The soup closes the savory part of Sunday, but Sunday isn’t finished until something sweet comes out of the oven — and for years now, these lemon bars with cream cheese frosting have been that thing. The brightness of the lemon is deliberate: it cuts through the richness of the roux, lifts the whole meal, and reminds me that even in the gilding-marsh gray of October, light is still possible. I make them while the soup simmers, so by the time the bowls are cleared the bars are cool and the day lands softly, the way a good week should.

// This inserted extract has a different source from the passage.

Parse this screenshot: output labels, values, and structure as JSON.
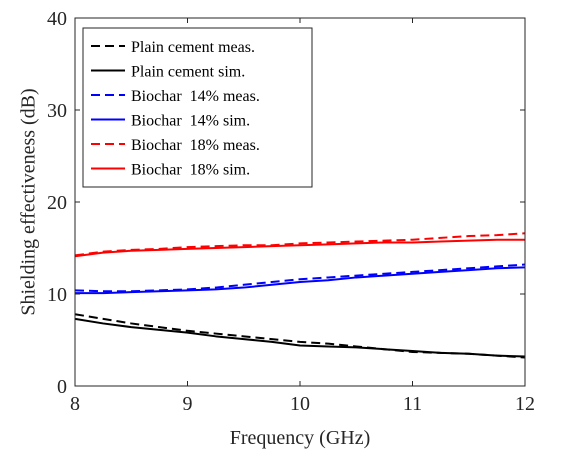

Lemon Bars with Cream Cheese Frosting

Prep Time: 20 min | Cook Time: 35 min | Total Time: 55 min (plus cooling) | Servings: 16 bars

Ingredients

  • Crust:
  • 1 cup all-purpose flour
  • 1/4 cup powdered sugar
  • 1/2 cup (1 stick) cold unsalted butter, cut into cubes
  • 1/4 teaspoon salt
  • Lemon Filling:
  • 2 large eggs
  • 1 cup granulated sugar
  • 2 tablespoons all-purpose flour
  • 1/4 teaspoon baking powder
  • 3 tablespoons fresh lemon juice (about 2 lemons)
  • 1 teaspoon lemon zest
  • Cream Cheese Frosting:
  • 4 oz cream cheese, softened
  • 1 cup powdered sugar, sifted
  • 2 tablespoons fresh lemon juice
  • 1/2 teaspoon vanilla extract

Instructions

  1. Preheat & prepare. Preheat your oven to 350°F. Line an 8x8-inch baking pan with parchment paper, leaving an overhang on two sides for easy lifting.
  2. Make the crust. In a medium bowl, whisk together flour, powdered sugar, and salt. Cut in the cold butter with a pastry cutter or your fingers until the mixture resembles coarse crumbs. Press evenly into the bottom of the prepared pan.
  3. Bake the crust. Bake for 15–18 minutes, until the edges are just barely golden. Remove from oven but leave the oven on.
  4. Make the filling. While the crust bakes, whisk together eggs and granulated sugar in a bowl until smooth. Add flour and baking powder and whisk to combine. Stir in lemon juice and lemon zest.
  5. Bake the bars. Pour the lemon filling over the warm crust and return to the oven. Bake for 18–20 minutes, until the filling is set and no longer jiggles in the center. Cool completely in the pan on a wire rack — at least 1 hour.
  6. Make the frosting. Beat the softened cream cheese with a hand mixer until smooth. Add powdered sugar, lemon juice, and vanilla, and beat until light and fluffy. Spread evenly over the cooled lemon layer.
  7. Chill & cut. Refrigerate for at least 30 minutes before lifting out of the pan using the parchment overhang. Cut into 16 bars with a sharp knife, wiping the blade clean between cuts.

Nutrition (per serving)

Calories: 195 | Protein: 2g | Fat: 9g | Carbs: 27g | Fiber: 0g | Sodium: 85mg

Naomi Blackwood
About the cook who shared this
Naomi Blackwood
Week 468 of Naomi’s 30-year story · Charleston, South Carolina
Naomi is a retired librarian from Charleston who spent thirty-one years putting books in people's hands and now spends her days putting her mother's Lowcountry recipes on paper before they're lost. She survived her husband's affair, her father's sudden death, and the long goodbye of her mother's final years. She cooks she-crab soup in a bowl that Carolyn brought from Beaufort, and in every spoonful you can taste the marsh and the memory and the grace of a woman who chose to stay and rebuild.